Winter Aconite (eranthis hyemalis) is a native of Asia Minor and Europe ranging from southern France to Bosnia (southern france?!?! – no wonder they exude sunshine.) They show up in the very very early spring – around the same time as the snowdrops and before the crocuses. They’re blooming here now with the crocuses because of all the snow we’ve had. They bloom for a couple of weeks, welcome in the spring, and then disappear until next year. They like lots of water. I read quite a few rants about their invasiveness, although because they bloom and go dormant so early, they don’t make too much of a nuisance of themselves. Highly poisonous though – I guess that’s a downside. The University of Wisconsin warns that the tuber can “cause nausea, vomiting, colic attacks and visual disturbances.” Visual disturbances? Are we talking hallucinations? Blurred vision? Near sitedness? Not to take the warning lightly: don’t eat winter aconite.

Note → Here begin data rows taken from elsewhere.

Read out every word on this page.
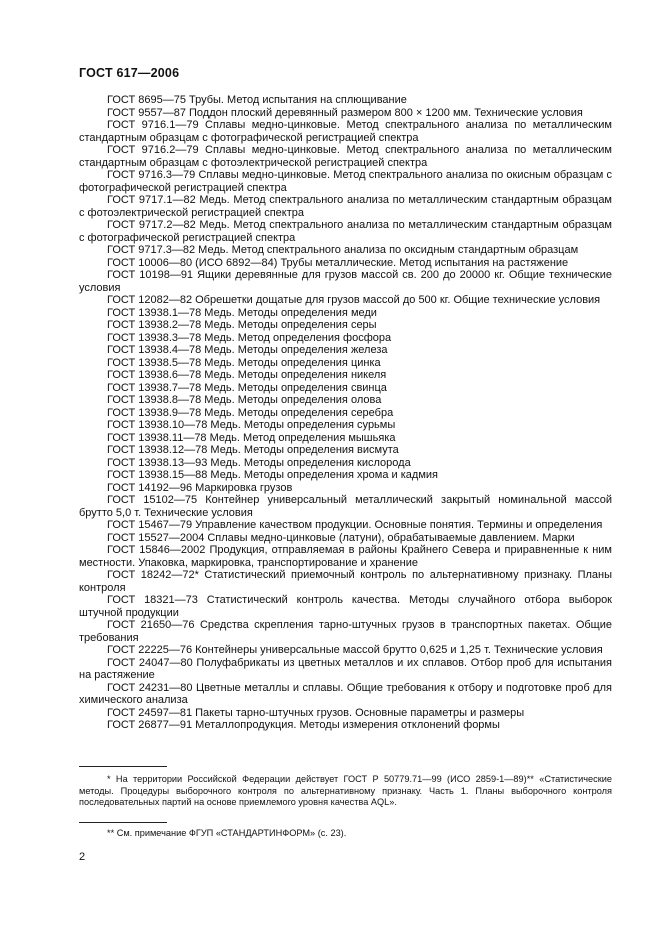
ГОСТ 617—2006

ГОСТ 8695—75 Трубы. Метод испытания на сплющивание

ГОСТ 9557—87 Поддон плоский деревянный размером 800 × 1200 мм. Технические условия

ГОСТ 9716.1—79 Сплавы медно-цинковые. Метод спектрального анализа по металлическим стандартным образцам с фотографической регистрацией спектра

ГОСТ 9716.2—79 Сплавы медно-цинковые. Метод спектрального анализа по металлическим стандартным образцам с фотоэлектрической регистрацией спектра

ГОСТ 9716.3—79 Сплавы медно-цинковые. Метод спектрального анализа по окисным образцам с фотографической регистрацией спектра

ГОСТ 9717.1—82 Медь. Метод спектрального анализа по металлическим стандартным образцам с фотоэлектрической регистрацией спектра

ГОСТ 9717.2—82 Медь. Метод спектрального анализа по металлическим стандартным образцам с фотографической регистрацией спектра

ГОСТ 9717.3—82 Медь. Метод спектрального анализа по оксидным стандартным образцам

ГОСТ 10006—80 (ИСО 6892—84) Трубы металлические. Метод испытания на растяжение

ГОСТ 10198—91 Ящики деревянные для грузов массой св. 200 до 20000 кг. Общие технические условия

ГОСТ 12082—82 Обрешетки дощатые для грузов массой до 500 кг. Общие технические условия

ГОСТ 13938.1—78 Медь. Методы определения меди

ГОСТ 13938.2—78 Медь. Методы определения серы

ГОСТ 13938.3—78 Медь. Метод определения фосфора

ГОСТ 13938.4—78 Медь. Методы определения железа

ГОСТ 13938.5—78 Медь. Методы определения цинка

ГОСТ 13938.6—78 Медь. Методы определения никеля

ГОСТ 13938.7—78 Медь. Методы определения свинца

ГОСТ 13938.8—78 Медь. Методы определения олова

ГОСТ 13938.9—78 Медь. Методы определения серебра

ГОСТ 13938.10—78 Медь. Методы определения сурьмы

ГОСТ 13938.11—78 Медь. Метод определения мышьяка

ГОСТ 13938.12—78 Медь. Методы определения висмута

ГОСТ 13938.13—93 Медь. Методы определения кислорода

ГОСТ 13938.15—88 Медь. Методы определения хрома и кадмия

ГОСТ 14192—96 Маркировка грузов

ГОСТ 15102—75 Контейнер универсальный металлический закрытый номинальной массой брутто 5,0 т. Технические условия

ГОСТ 15467—79 Управление качеством продукции. Основные понятия. Термины и определения

ГОСТ 15527—2004 Сплавы медно-цинковые (латуни), обрабатываемые давлением. Марки

ГОСТ 15846—2002 Продукция, отправляемая в районы Крайнего Севера и приравненные к ним местности. Упаковка, маркировка, транспортирование и хранение

ГОСТ 18242—72* Статистический приемочный контроль по альтернативному признаку. Планы контроля

ГОСТ 18321—73 Статистический контроль качества. Методы случайного отбора выборок штучной продукции

ГОСТ 21650—76 Средства скрепления тарно-штучных грузов в транспортных пакетах. Общие требования

ГОСТ 22225—76 Контейнеры универсальные массой брутто 0,625 и 1,25 т. Технические условия

ГОСТ 24047—80 Полуфабрикаты из цветных металлов и их сплавов. Отбор проб для испытания на растяжение

ГОСТ 24231—80 Цветные металлы и сплавы. Общие требования к отбору и подготовке проб для химического анализа

ГОСТ 24597—81 Пакеты тарно-штучных грузов. Основные параметры и размеры

ГОСТ 26877—91 Металлопродукция. Методы измерения отклонений формы

* На территории Российской Федерации действует ГОСТ Р 50779.71—99 (ИСО 2859-1—89)** «Статистические методы. Процедуры выборочного контроля по альтернативному признаку. Часть 1. Планы выборочного контроля последовательных партий на основе приемлемого уровня качества AQL».

** См. примечание ФГУП «СТАНДАРТИНФОРМ» (с. 23).

2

Don’t eat them, but do admire them when they drift:
And if you want them in your garden, sow seeds in the fall or divide clumps in the spring. I’ll be doing it. They’re too good to resist. I guess I’ll only have to have one child vomit, contract colic and experience visual disturbances once before they learn that lesson.
Besides the Winter Aconite, here’s why today was a perfect day out of doors. A few weeks from now, Morris Arboretum will be so chock full of blooming beauties that I won’t know where to look . It will be stimulating. It will be overwhelming. It will be wonderful. But in a few weeks, will I be stopping the horticulturalist to ask about a buttercup the size of a quarter? Will I look it up and learn about its habits and identify its native growing area? I must admit probably not. Winter (and yes, it is still winter), gives me a wonderful excuse to focus. To focus on the five things that were blooming today, to appreciate them for their special attributes, to plan to add them to my garden. Someone remind me of this in the fall when I’m exhausted by all the stimulation, the overwhelming, the wonderful.